Place one hand on the belt at the person’s back, close to the center. Your other hand can rest lightly on their back for additional guidance, but never under their arms. Keep the person close to your body during any transfer. The belt is a steering tool, not a lifting device. You should never use it to hoist someone up from a chair or bed. Instead, use a rocking motion: have the person lean forward, shift their weight, and rise while you guide and stabilize through the belt.

What a Gait Belt Is (and Isn’t) For

Gait belts are designed for people who can bear at least some of their own weight and are cooperative during movement. Common uses include helping someone stand from a bed or chair, transferring between a wheelchair and a car seat, repositioning someone who has slid down in a chair, and providing support while walking.
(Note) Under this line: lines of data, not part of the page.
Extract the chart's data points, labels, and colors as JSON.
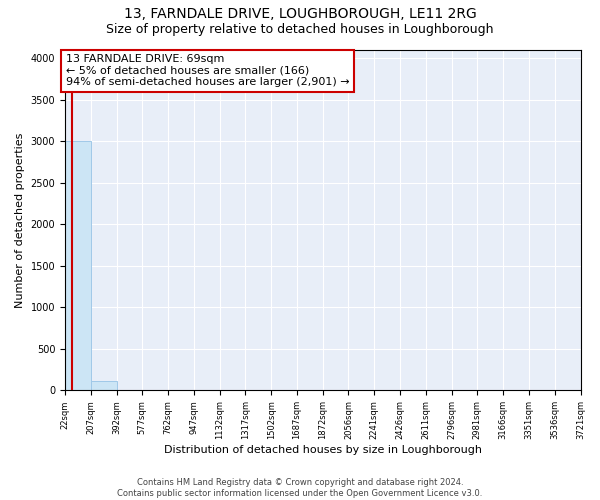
{
  "title": "13, FARNDALE DRIVE, LOUGHBOROUGH, LE11 2RG",
  "subtitle": "Size of property relative to detached houses in Loughborough",
  "xlabel": "Distribution of detached houses by size in Loughborough",
  "ylabel": "Number of detached properties",
  "footer_line1": "Contains HM Land Registry data © Crown copyright and database right 2024.",
  "footer_line2": "Contains public sector information licensed under the Open Government Licence v3.0.",
  "annotation_line1": "13 FARNDALE DRIVE: 69sqm",
  "annotation_line2": "← 5% of detached houses are smaller (166)",
  "annotation_line3": "94% of semi-detached houses are larger (2,901) →",
  "bar_color": "#cce5f5",
  "bar_edge_color": "#a0c8e8",
  "annotation_box_edgecolor": "#cc0000",
  "property_line_color": "#cc0000",
  "background_color": "#e8eef8",
  "ylim": [
    0,
    4100
  ],
  "yticks": [
    0,
    500,
    1000,
    1500,
    2000,
    2500,
    3000,
    3500,
    4000
  ],
  "bin_edges": [
    22,
    207,
    392,
    577,
    762,
    947,
    1132,
    1317,
    1502,
    1687,
    1872,
    2056,
    2241,
    2426,
    2611,
    2796,
    2981,
    3166,
    3351,
    3536,
    3721
  ],
  "bin_labels": [
    "22sqm",
    "207sqm",
    "392sqm",
    "577sqm",
    "762sqm",
    "947sqm",
    "1132sqm",
    "1317sqm",
    "1502sqm",
    "1687sqm",
    "1872sqm",
    "2056sqm",
    "2241sqm",
    "2426sqm",
    "2611sqm",
    "2796sqm",
    "2981sqm",
    "3166sqm",
    "3351sqm",
    "3536sqm",
    "3721sqm"
  ],
  "bar_heights": [
    3000,
    110,
    5,
    3,
    2,
    2,
    1,
    1,
    1,
    1,
    1,
    1,
    1,
    1,
    1,
    1,
    1,
    1,
    1,
    1
  ],
  "property_size": 69,
  "title_fontsize": 10,
  "subtitle_fontsize": 9,
  "ylabel_fontsize": 8,
  "xlabel_fontsize": 8,
  "tick_fontsize": 7,
  "annot_fontsize": 8
}
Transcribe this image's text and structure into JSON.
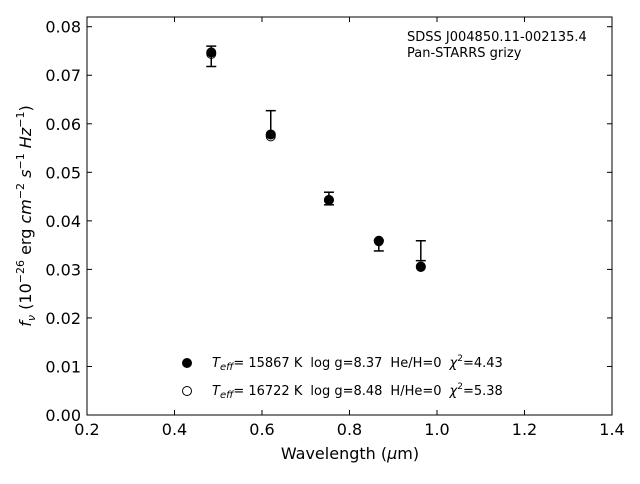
{
  "chart_data": {
    "type": "scatter",
    "annotation": [
      "SDSS J004850.11-002135.4",
      "Pan-STARRS grizy"
    ],
    "xlabel": {
      "main": "Wavelength (",
      "mu": "μ",
      "unit": "m)"
    },
    "ylabel": {
      "f": "f",
      "nu": "ν",
      "a": " (10",
      "exp26": "−26",
      "b": " erg ",
      "cm": "cm",
      "exp2": "−2",
      "c": " ",
      "s": "s",
      "exp1a": "−1",
      "d": " ",
      "hz": "Hz",
      "exp1b": "−1",
      "e": ")"
    },
    "xlim": [
      0.2,
      1.4
    ],
    "ylim": [
      0.0,
      0.082
    ],
    "xticks": [
      "0.2",
      "0.4",
      "0.6",
      "0.8",
      "1.0",
      "1.2",
      "1.4"
    ],
    "yticks": [
      "0.00",
      "0.01",
      "0.02",
      "0.03",
      "0.04",
      "0.05",
      "0.06",
      "0.07",
      "0.08"
    ],
    "observed": [
      {
        "x": 0.484,
        "y": 0.074,
        "err_up": 0.002,
        "err_down": 0.0022
      },
      {
        "x": 0.62,
        "y": 0.0577,
        "err_up": 0.005,
        "err_down": 0.0
      },
      {
        "x": 0.753,
        "y": 0.0446,
        "err_up": 0.0013,
        "err_down": 0.0013
      },
      {
        "x": 0.867,
        "y": 0.0355,
        "err_up": 0.0005,
        "err_down": 0.0017
      },
      {
        "x": 0.963,
        "y": 0.0318,
        "err_up": 0.0041,
        "err_down": 0.0
      }
    ],
    "series": [
      {
        "marker": "filled-circle",
        "values": [
          {
            "x": 0.484,
            "y": 0.0747
          },
          {
            "x": 0.62,
            "y": 0.0578
          },
          {
            "x": 0.753,
            "y": 0.0443
          },
          {
            "x": 0.867,
            "y": 0.0358
          },
          {
            "x": 0.963,
            "y": 0.0305
          }
        ]
      },
      {
        "marker": "open-circle",
        "values": [
          {
            "x": 0.484,
            "y": 0.0744
          },
          {
            "x": 0.62,
            "y": 0.0574
          },
          {
            "x": 0.753,
            "y": 0.0443
          },
          {
            "x": 0.867,
            "y": 0.0359
          },
          {
            "x": 0.963,
            "y": 0.0306
          }
        ]
      }
    ],
    "legend": [
      {
        "marker": "filled-circle",
        "t": "T",
        "eff": "eff",
        "teff": "= 15867 K",
        "logg": "log g=8.37",
        "comp": "He/H=0",
        "chi": "χ",
        "chi_exp": "2",
        "chi_val": "=4.43"
      },
      {
        "marker": "open-circle",
        "t": "T",
        "eff": "eff",
        "teff": "= 16722 K",
        "logg": "log g=8.48",
        "comp": "H/He=0",
        "chi": "χ",
        "chi_exp": "2",
        "chi_val": "=5.38"
      }
    ],
    "legend_position": "lower-center",
    "grid": false
  }
}
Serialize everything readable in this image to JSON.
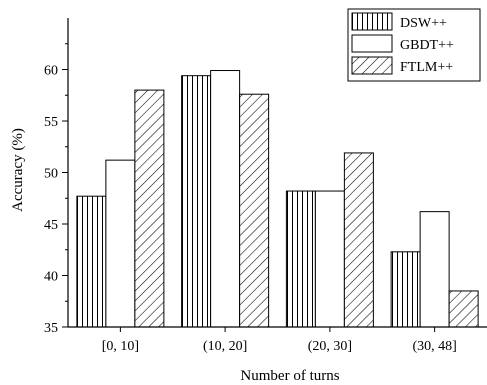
{
  "chart_data": {
    "type": "bar",
    "categories": [
      "[0, 10]",
      "(10, 20]",
      "(20, 30]",
      "(30, 48]"
    ],
    "series": [
      {
        "name": "DSW++",
        "values": [
          47.7,
          59.4,
          48.2,
          42.3
        ],
        "pattern": "vertical-lines"
      },
      {
        "name": "GBDT++",
        "values": [
          51.2,
          59.9,
          48.2,
          46.2
        ],
        "pattern": "none"
      },
      {
        "name": "FTLM++",
        "values": [
          58.0,
          57.6,
          51.9,
          38.5
        ],
        "pattern": "diagonal-lines"
      }
    ],
    "xlabel": "Number of turns",
    "ylabel": "Accuracy (%)",
    "ylim": [
      35,
      65
    ],
    "yticks": [
      "35",
      "40",
      "45",
      "50",
      "55",
      "60"
    ],
    "grid": false,
    "legend_position": "top-right"
  }
}
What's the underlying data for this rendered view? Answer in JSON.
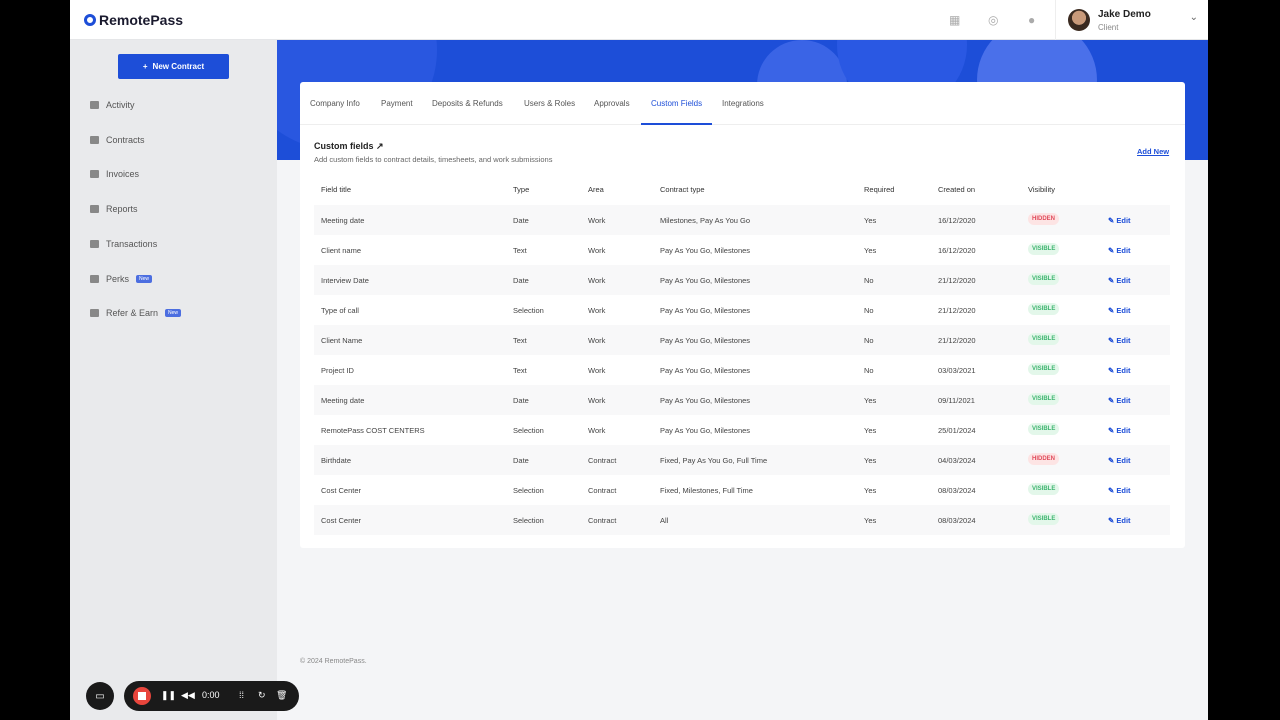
{
  "brand": "RemotePass",
  "header": {
    "user_name": "Jake Demo",
    "user_role": "Client",
    "icons": [
      "calendar-icon",
      "globe-icon",
      "bell-icon"
    ]
  },
  "sidebar": {
    "new_contract": "New Contract",
    "items": [
      {
        "label": "Activity",
        "icon": "home-icon"
      },
      {
        "label": "Contracts",
        "icon": "contract-icon"
      },
      {
        "label": "Invoices",
        "icon": "invoice-icon"
      },
      {
        "label": "Reports",
        "icon": "pie-icon"
      },
      {
        "label": "Transactions",
        "icon": "transfer-icon"
      },
      {
        "label": "Perks",
        "icon": "grid-icon",
        "badge": "New"
      },
      {
        "label": "Refer & Earn",
        "icon": "gift-icon",
        "badge": "New"
      }
    ]
  },
  "tabs": [
    "Company Info",
    "Payment",
    "Deposits & Refunds",
    "Users & Roles",
    "Approvals",
    "Custom Fields",
    "Integrations"
  ],
  "active_tab": "Custom Fields",
  "section": {
    "title": "Custom fields",
    "subtitle": "Add custom fields to contract details, timesheets, and work submissions",
    "add_new": "Add New"
  },
  "table": {
    "headers": [
      "Field title",
      "Type",
      "Area",
      "Contract type",
      "Required",
      "Created on",
      "Visibility"
    ],
    "edit_label": "Edit",
    "rows": [
      [
        "Meeting date",
        "Date",
        "Work",
        "Milestones, Pay As You Go",
        "Yes",
        "16/12/2020",
        "HIDDEN"
      ],
      [
        "Client name",
        "Text",
        "Work",
        "Pay As You Go, Milestones",
        "Yes",
        "16/12/2020",
        "VISIBLE"
      ],
      [
        "Interview Date",
        "Date",
        "Work",
        "Pay As You Go, Milestones",
        "No",
        "21/12/2020",
        "VISIBLE"
      ],
      [
        "Type of call",
        "Selection",
        "Work",
        "Pay As You Go, Milestones",
        "No",
        "21/12/2020",
        "VISIBLE"
      ],
      [
        "Client Name",
        "Text",
        "Work",
        "Pay As You Go, Milestones",
        "No",
        "21/12/2020",
        "VISIBLE"
      ],
      [
        "Project ID",
        "Text",
        "Work",
        "Pay As You Go, Milestones",
        "No",
        "03/03/2021",
        "VISIBLE"
      ],
      [
        "Meeting date",
        "Date",
        "Work",
        "Pay As You Go, Milestones",
        "Yes",
        "09/11/2021",
        "VISIBLE"
      ],
      [
        "RemotePass COST CENTERS",
        "Selection",
        "Work",
        "Pay As You Go, Milestones",
        "Yes",
        "25/01/2024",
        "VISIBLE"
      ],
      [
        "Birthdate",
        "Date",
        "Contract",
        "Fixed, Pay As You Go, Full Time",
        "Yes",
        "04/03/2024",
        "HIDDEN"
      ],
      [
        "Cost Center",
        "Selection",
        "Contract",
        "Fixed, Milestones, Full Time",
        "Yes",
        "08/03/2024",
        "VISIBLE"
      ],
      [
        "Cost Center",
        "Selection",
        "Contract",
        "All",
        "Yes",
        "08/03/2024",
        "VISIBLE"
      ]
    ]
  },
  "footer": "© 2024 RemotePass.",
  "recorder": {
    "time": "0:00"
  }
}
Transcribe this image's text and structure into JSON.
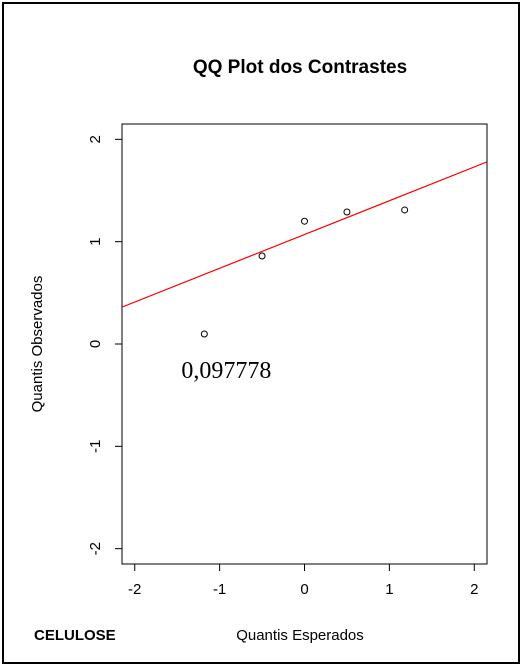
{
  "chart_data": {
    "type": "scatter",
    "title": "QQ Plot dos Contrastes",
    "xlabel": "Quantis Esperados",
    "ylabel": "Quantis Observados",
    "xlim": [
      -2.15,
      2.15
    ],
    "ylim": [
      -2.15,
      2.15
    ],
    "xticks": [
      -2,
      -1,
      0,
      1,
      2
    ],
    "yticks": [
      -2,
      -1,
      0,
      1,
      2
    ],
    "x_tick_labels": [
      "-2",
      "-1",
      "0",
      "1",
      "2"
    ],
    "y_tick_labels": [
      "-2",
      "-1",
      "0",
      "1",
      "2"
    ],
    "points": [
      {
        "x": -1.18,
        "y": 0.097778
      },
      {
        "x": -0.5,
        "y": 0.86
      },
      {
        "x": 0.0,
        "y": 1.2
      },
      {
        "x": 0.5,
        "y": 1.29
      },
      {
        "x": 1.18,
        "y": 1.31
      }
    ],
    "reference_line": {
      "slope": 0.33,
      "intercept": 1.07,
      "color": "#ff0000"
    },
    "annotation": {
      "text": "0,097778",
      "x": -1.45,
      "y": -0.33
    },
    "grid": false,
    "point_color": "#000000"
  },
  "corner_label": "CELULOSE"
}
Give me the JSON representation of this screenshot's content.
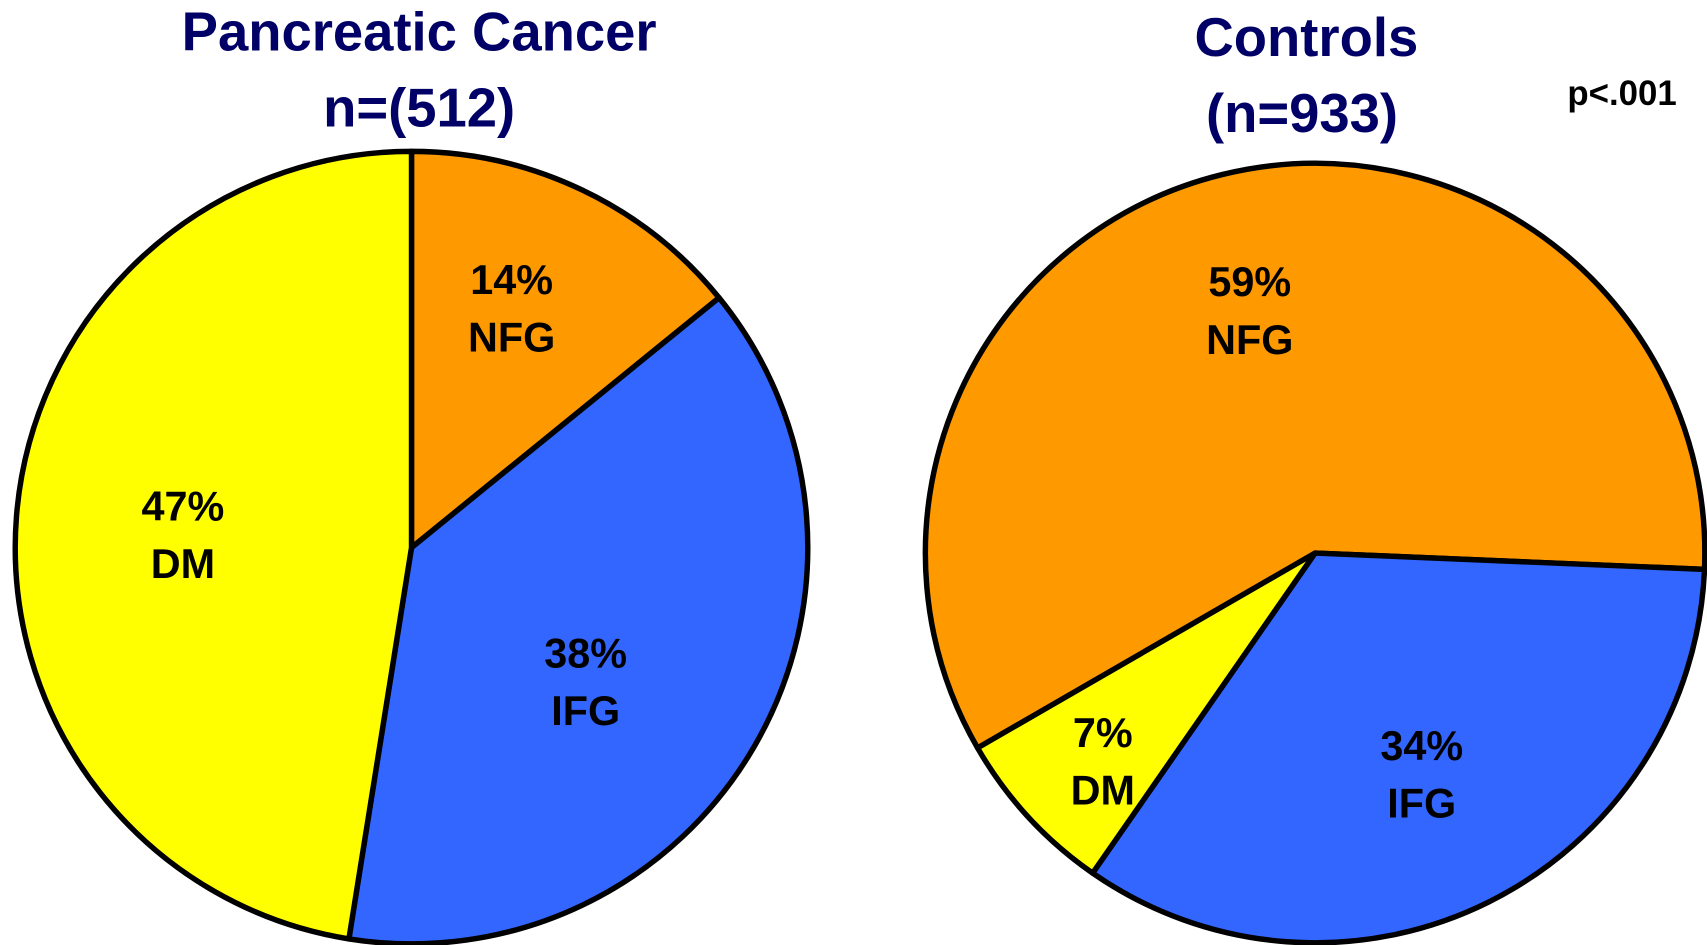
{
  "chart_data": [
    {
      "type": "pie",
      "title": "Pancreatic Cancer",
      "subtitle": "n=(512)",
      "categories": [
        "NFG",
        "IFG",
        "DM"
      ],
      "values": [
        14,
        38,
        47
      ],
      "value_labels": [
        "14%",
        "38%",
        "47%"
      ],
      "colors": [
        "#ff9900",
        "#3366ff",
        "#ffff00"
      ],
      "startangle": 0
    },
    {
      "type": "pie",
      "title": "Controls",
      "subtitle": "(n=933)",
      "annotation": "p<.001",
      "categories": [
        "NFG",
        "IFG",
        "DM"
      ],
      "values": [
        59,
        34,
        7
      ],
      "value_labels": [
        "59%",
        "34%",
        "7%"
      ],
      "colors": [
        "#ff9900",
        "#3366ff",
        "#ffff00"
      ],
      "startangle": 240
    }
  ]
}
OSHA’s guidelines for nursing homes note that gait belts work well as a transitional aid, used until a person can complete transfers independently.

A gait belt is not a substitute for a mechanical lift. If the person cannot support any of their own weight, or if they’re significantly heavier than you can safely manage, a belt alone won’t protect either of you from injury. The belt also shouldn’t stay on when not actively in use. Once the transfer or walk is complete, unbuckle it so it doesn’t press on the skin or become a tripping hazard.